# Sticky  Please only request critique of yourself or your horses!



## kristy

I thought members could post pictures of other horses, just not other people?


----------



## ox-tuff_rider-xo

What if someone asks me to post a picture of them to have critiqued?


----------



## brittx6x6

my friend wants me to post a video of them to be critiqued can i do that??


----------



## horsejumper

I think what she means is dont post photos of people to have them critiqued without there consent. Like some random photo off of google. jUst make sure you mention that you have there consent. At least i hope thats what she means.....


----------



## hotreddun

If we can't have potential purchases critiqued here...is there another section of the forum where we can? This forum is an invaluable source of information that I really want to be able to use before I buy my new horse?


----------



## morganshow11

yeah, what if there is a horse that you might get and you want to get him/her critiqued?


----------



## heartscontent

If your buying a horse and the buyer has a video on their website or on the sale site(a link to it whatever) then you could probably use it. If it was privately mailed to you then you may not be able to. Same with photos. If the photo is on their ad you could probably use it since it's out there for the public to see.


----------



## Spyder

heartscontent said:


> If your buying a horse and the buyer has a video on their website or on the sale site(a link to it whatever) then you could probably use it. If it was privately mailed to you then you may not be able to. Same with photos. If the photo is on their ad you could probably use it since it's out there for the public to see.


 
Any photos or videos on any public website can be linked to but CANNOT be taken and posted elsewhere to used for critique or any other use without the owners permission.


----------



## shmurmer4

Spyder, you're saying we can use only [ url], and not 's, right?

Both are linking, I'm just trying top get the specifics


----------



## Spyder

shmurmer4 said:


> Spyder, you're saying we can use only [ url], and not 's, right?
> 
> Both are linking, I'm just trying top get the specifics[/quote]
> 
> Yes I am.
> 
> If there are credits applied to the photographer the only the URL will allow them to show so they get the credit they are entitled to.


----------



## 22ponygirl527

brittx6x6 said:


> my friend wants me to post a video of them to be critiqued can i do that??


Yeah, I'd like to know too.....


----------



## 22ponygirl527

what do you need to do to have a critique of your riding done?


----------



## Alwaysbehind

22ponygirl527 said:


> Yeah, I'd like to know too.....


Have your friend join the forum and they can post their own thread asking for a critique.

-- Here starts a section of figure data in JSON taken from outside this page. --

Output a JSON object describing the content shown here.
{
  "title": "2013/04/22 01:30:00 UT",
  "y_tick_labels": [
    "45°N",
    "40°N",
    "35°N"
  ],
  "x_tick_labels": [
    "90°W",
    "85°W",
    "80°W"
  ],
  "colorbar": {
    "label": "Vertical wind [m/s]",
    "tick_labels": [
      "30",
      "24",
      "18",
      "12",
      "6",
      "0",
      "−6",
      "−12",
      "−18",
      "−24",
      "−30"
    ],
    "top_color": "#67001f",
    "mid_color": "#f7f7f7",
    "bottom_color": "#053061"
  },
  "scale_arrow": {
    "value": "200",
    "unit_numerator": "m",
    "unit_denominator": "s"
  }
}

> what do you need to do to have a critique of your riding done? ​





Go to the section called 'horse and riding critique' and post a thread.



​


----------



## jessloverusty

hi i am new ! and a joined this coz a couldent find any one who could answer my queston !!! what is the smmalest horse that can be ridden safely ? xx


----------



## justinebee

jessloverusty said:


> hi i am new ! and a joined this coz a couldent find any one who could answer my queston !!! what is the smmalest horse that can be ridden safely ? xx


you should probably go to a different section of the forum for this question. and it would get answered more quickly if you made a separate thread for it. this section is for horse & riding critique


----------